The metaphor of checkpoint reminds me of a car race. The driver is going around the course and it's time to go into the checkpoint. They pull into the checkpoint and stop. The people at the checkpoint rush around the car and check that everything is okay. They are assistants whose intention is to check everything as quickly as possible, then get the driver on their way. The driver is relatively inactive in the process.
The metaphor of gates reminds me of an old fairy tale. The hero is on his journey and arrives at a gate which is guarded by a gatekeeper. The hero has to approach the gatekeeper and satisfy them in some way such as answering questions or giving them something. The gatekeeper is interested in nothing else apart from his prize, if the hero doesn't give him the prize then he doesn't get through the gate. The hero has to work to prove themselves to the gatekeeper in order to get past.

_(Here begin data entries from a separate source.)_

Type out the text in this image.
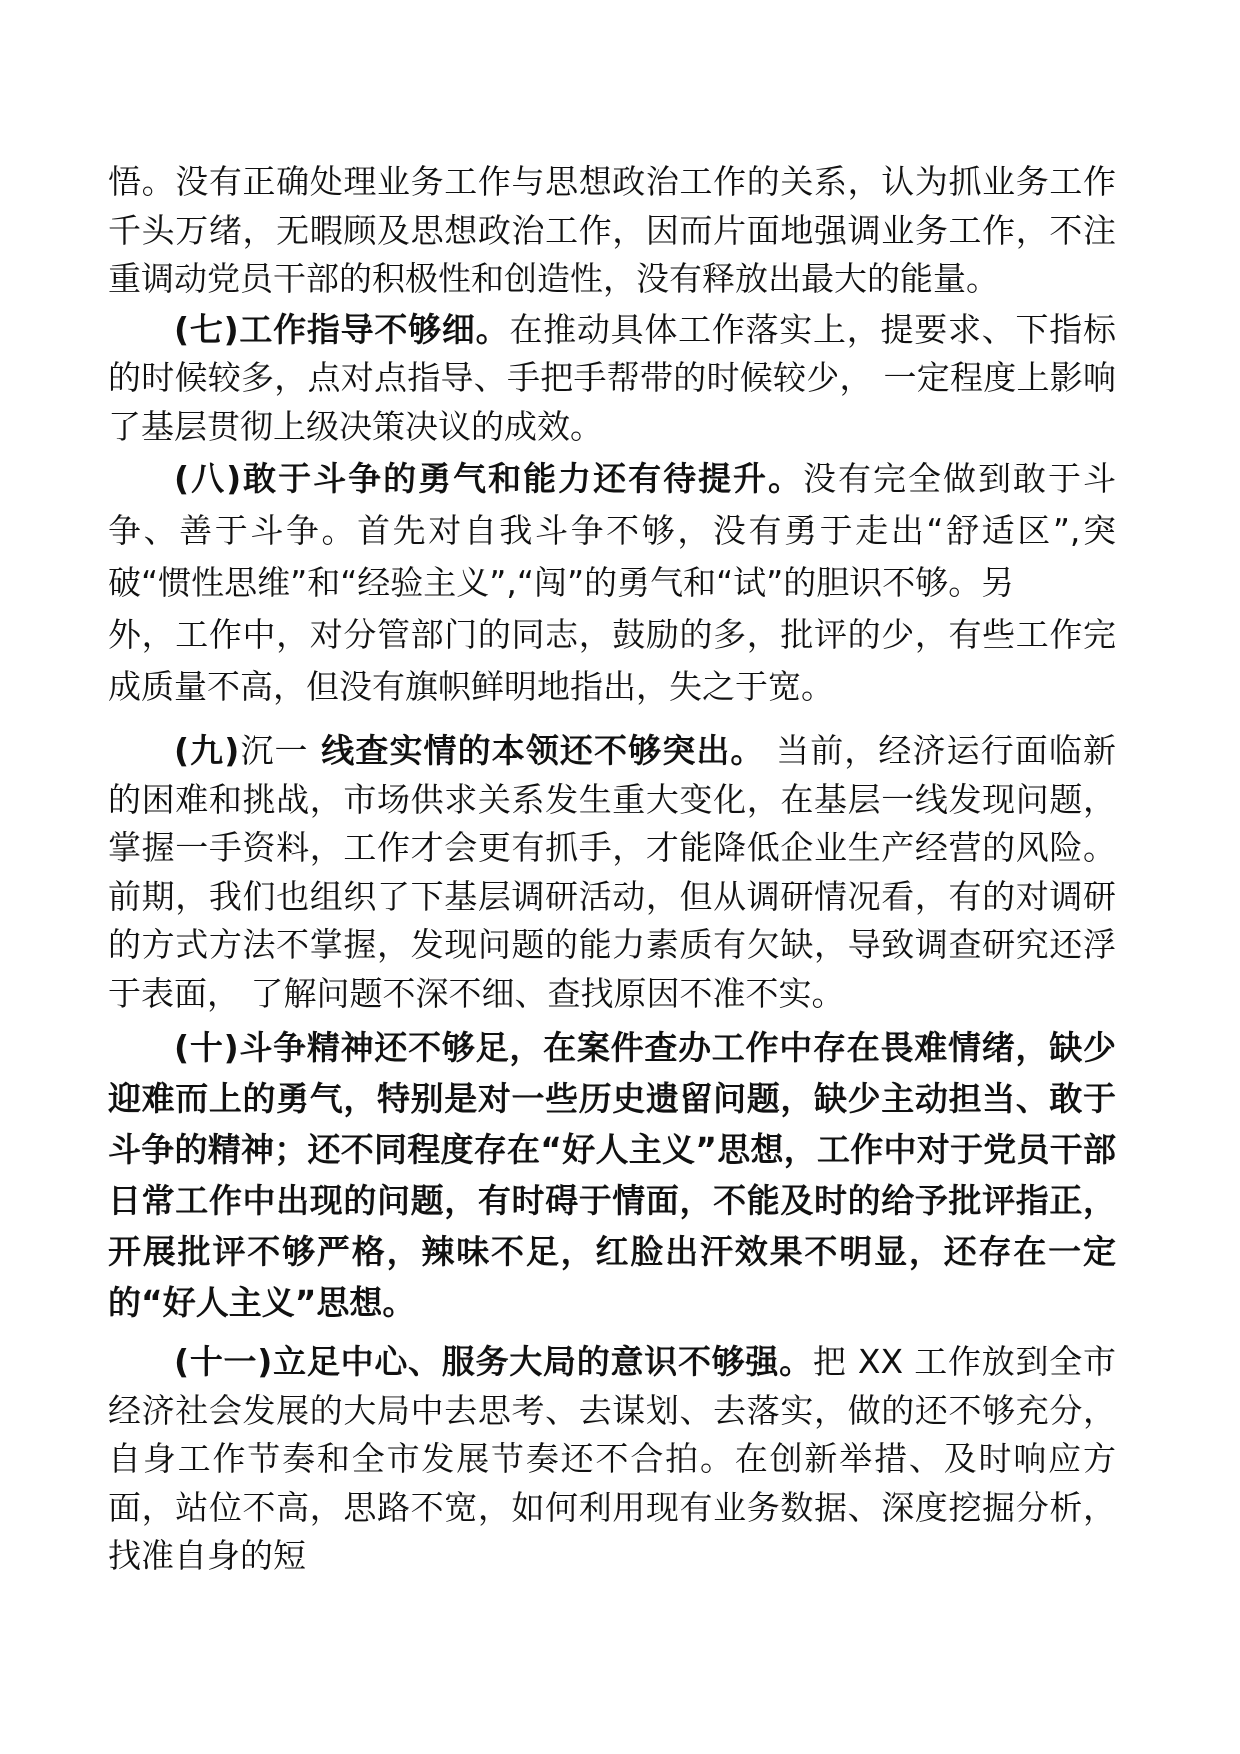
悟。没有正确处理业务工作与思想政治工作的关系，认为抓业务工作千头万绪，无暇顾及思想政治工作，因而片面地强调业务工作，不注重调动党员干部的积极性和创造性，没有释放出最大的能量。

(七)工作指导不够细。在推动具体工作落实上，提要求、下指标的时候较多，点对点指导、手把手帮带的时候较少， 一定程度上影响了基层贯彻上级决策决议的成效。

(八)敢于斗争的勇气和能力还有待提升。没有完全做到敢于斗争、善于斗争。首先对自我斗争不够，没有勇于走出“舒适区”,突破“惯性思维”和“经验主义”,“闯”的勇气和“试”的胆识不够。另

外，工作中，对分管部门的同志，鼓励的多，批评的少，有些工作完成质量不高，但没有旗帜鲜明地指出，失之于宽。

(九)沉一 线查实情的本领还不够突出。 当前，经济运行面临新的困难和挑战，市场供求关系发生重大变化，在基层一线发现问题，掌握一手资料，工作才会更有抓手，才能降低企业生产经营的风险。前期，我们也组织了下基层调研活动，但从调研情况看，有的对调研的方式方法不掌握，发现问题的能力素质有欠缺，导致调查研究还浮于表面， 了解问题不深不细、查找原因不准不实。

(十)斗争精神还不够足，在案件查办工作中存在畏难情绪，缺少迎难而上的勇气，特别是对一些历史遗留问题，缺少主动担当、敢于斗争的精神；还不同程度存在“好人主义”思想，工作中对于党员干部日常工作中出现的问题，有时碍于情面，不能及时的给予批评指正，开展批评不够严格，辣味不足，红脸出汗效果不明显，还存在一定的“好人主义”思想。

(十一)立足中心、服务大局的意识不够强。把 XX 工作放到全市经济社会发展的大局中去思考、去谋划、去落实，做的还不够充分，自身工作节奏和全市发展节奏还不合拍。在创新举措、及时响应方面，站位不高，思路不宽，如何利用现有业务数据、深度挖掘分析，找准自身的短
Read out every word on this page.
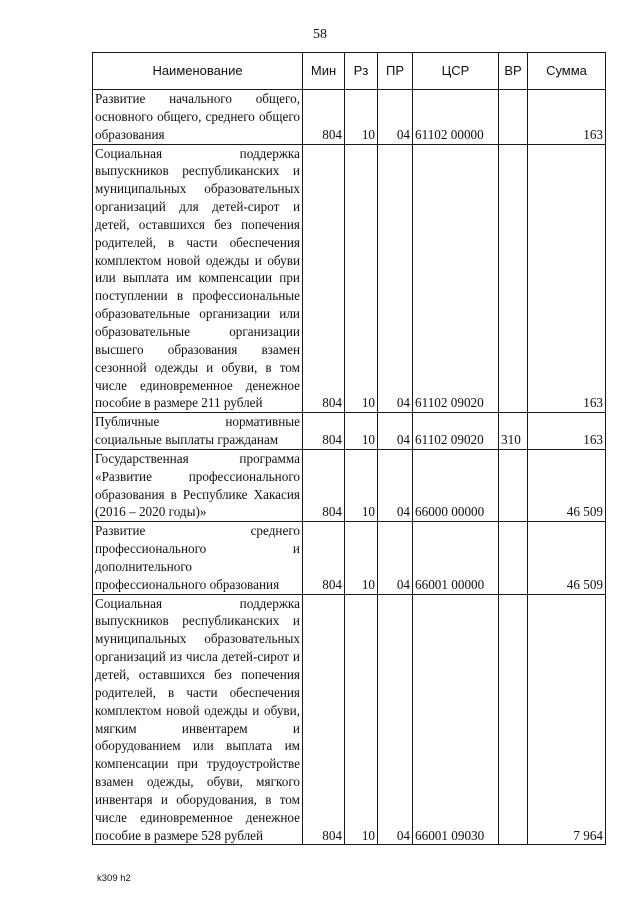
58
Наименование	Мин	Рз	ПР	ЦСР	ВР	Сумма
Развитие начального общего, основного общего, среднего общего образования	804	10	04	61102 00000		163
Социальная поддержка выпускников республиканских и муниципальных образовательных организаций для детей-сирот и детей, оставшихся без попечения родителей, в части обеспечения комплектом новой одежды и обуви или выплата им компенсации при поступлении в профессиональные образовательные организации или образовательные организации высшего образования взамен сезонной одежды и обуви, в том числе единовременное денежное пособие в размере 211 рублей	804	10	04	61102 09020		163
Публичные нормативные социальные выплаты гражданам	804	10	04	61102 09020	310	163
Государственная программа «Развитие профессионального образования в Республике Хакасия (2016 – 2020 годы)»	804	10	04	66000 00000		46 509
Развитие среднего профессионального и дополнительного профессионального образования	804	10	04	66001 00000		46 509
Социальная поддержка выпускников республиканских и муниципальных образовательных организаций из числа детей-сирот и детей, оставшихся без попечения родителей, в части обеспечения комплектом новой одежды и обуви, мягким инвентарем и оборудованием или выплата им компенсации при трудоустройстве взамен одежды, обуви, мягкого инвентаря и оборудования, в том числе единовременное денежное пособие в размере 528 рублей	804	10	04	66001 09030		7 964
k309 h2
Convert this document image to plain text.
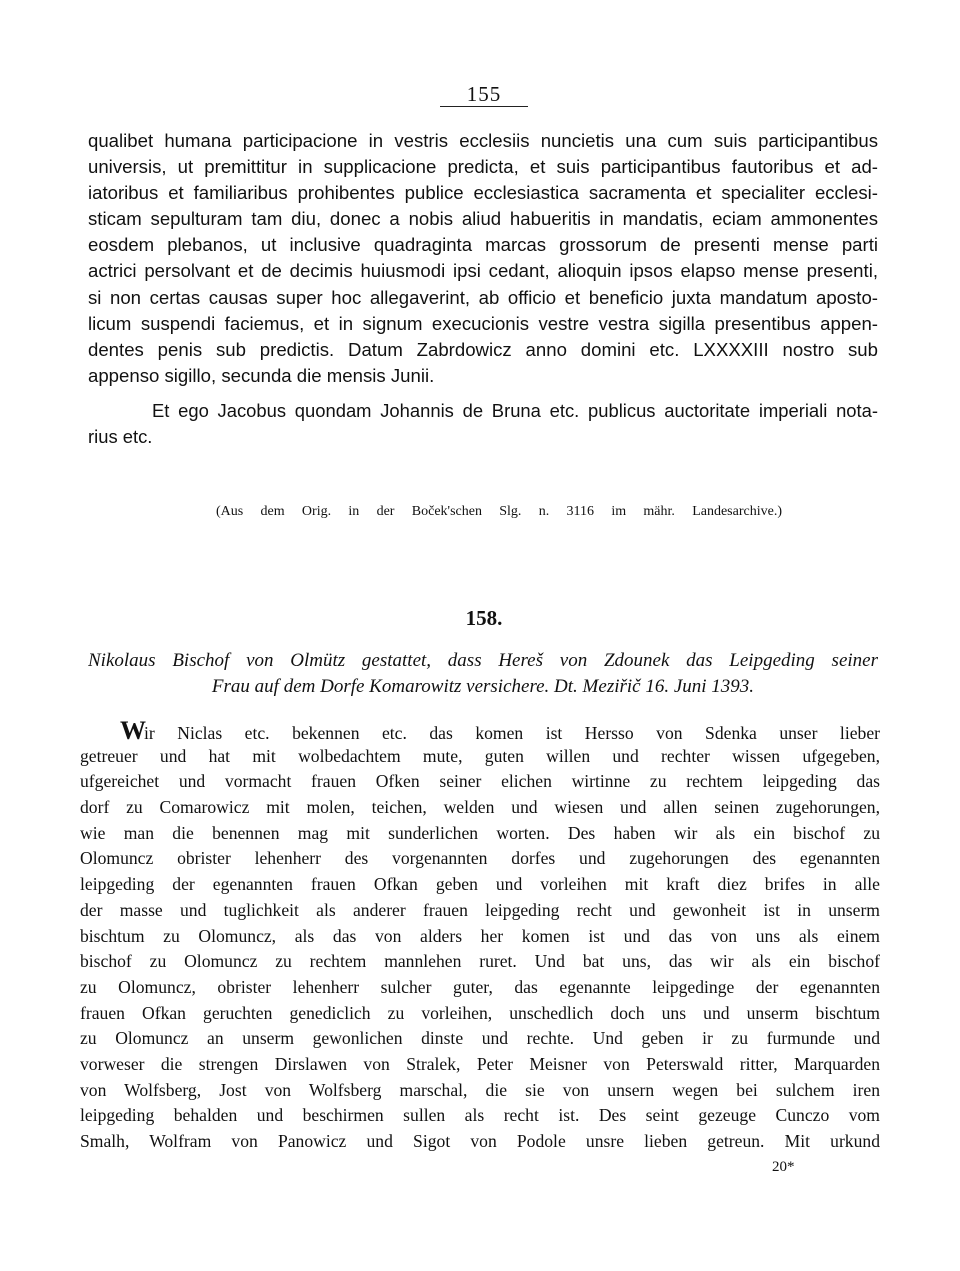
155
qualibet humana participacione in vestris ecclesiis nuncietis una cum suis participantibus
universis, ut premittitur in supplicacione predicta, et suis participantibus fautoribus et ad-
iatoribus et familiaribus prohibentes publice ecclesiastica sacramenta et specialiter ecclesi-
sticam sepulturam tam diu, donec a nobis aliud habueritis in mandatis, eciam ammonentes
eosdem plebanos, ut inclusive quadraginta marcas grossorum de presenti mense parti
actrici persolvant et de decimis huiusmodi ipsi cedant, alioquin ipsos elapso mense presenti,
si non certas causas super hoc allegaverint, ab officio et beneficio juxta mandatum aposto-
licum suspendi faciemus, et in signum execucionis vestre vestra sigilla presentibus appen-
dentes penis sub predictis. Datum Zabrdowicz anno domini etc. LXXXXIII nostro sub
appenso sigillo, secunda die mensis Junii.
Et ego Jacobus quondam Johannis de Bruna etc. publicus auctoritate imperiali nota-
rius etc.
(Aus dem Orig. in der Boček'schen Slg. n. 3116 im mähr. Landesarchive.)
158.
Nikolaus Bischof von Olmütz gestattet, dass Hereš von Zdounek das Leipgeding seiner
Frau auf dem Dorfe Komarowitz versichere. Dt. Meziřič 16. Juni 1393.
Wir Niclas etc. bekennen etc. das komen ist Hersso von Sdenka unser lieber
getreuer und hat mit wolbedachtem mute, guten willen und rechter wissen ufgegeben,
ufgereichet und vormacht frauen Ofken seiner elichen wirtinne zu rechtem leipgeding das
dorf zu Comarowicz mit molen, teichen, welden und wiesen und allen seinen zugehorungen,
wie man die benennen mag mit sunderlichen worten. Des haben wir als ein bischof zu
Olomuncz obrister lehenherr des vorgenannten dorfes und zugehorungen des egenannten
leipgeding der egenannten frauen Ofkan geben und vorleihen mit kraft diez brifes in alle
der masse und tuglichkeit als anderer frauen leipgeding recht und gewonheit ist in unserm
bischtum zu Olomuncz, als das von alders her komen ist und das von uns als einem
bischof zu Olomuncz zu rechtem mannlehen ruret. Und bat uns, das wir als ein bischof
zu Olomuncz, obrister lehenherr sulcher guter, das egenannte leipgedinge der egenannten
frauen Ofkan geruchten genediclich zu vorleihen, unschedlich doch uns und unserm bischtum
zu Olomuncz an unserm gewonlichen dinste und rechte. Und geben ir zu furmunde und
vorweser die strengen Dirslawen von Stralek, Peter Meisner von Peterswald ritter, Marquarden
von Wolfsberg, Jost von Wolfsberg marschal, die sie von unsern wegen bei sulchem iren
leipgeding behalden und beschirmen sullen als recht ist. Des seint gezeuge Cunczo vom
Smalh, Wolfram von Panowicz und Sigot von Podole unsre lieben getreun. Mit urkund
20*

Relating these metaphor back to project validation points made me realise that the metaphor translated relatively well in most instances. Thinking back to workplaces who used the checkpoint metaphor, it was a less active process and the intention was for those taking part in the validation to get through it quickly and get things moving as easily as possible. And for those workplaces who used the gate metaphor, those doing the validation were much more like gatekeepers whose intention was to stop the project until such a point that they were satisfied their criteria were met. Of course there were exceptions, but these generally did fit.
So when is each appropriate? With situations which lend to the use of relatively self regulating projects teams, and where there is a fairly low level of external criteria to meet, checkpoints tend to fit better. With situations where many external criteria are crucial to be met, and with with less self regulation within the project team, gates tend to fit better.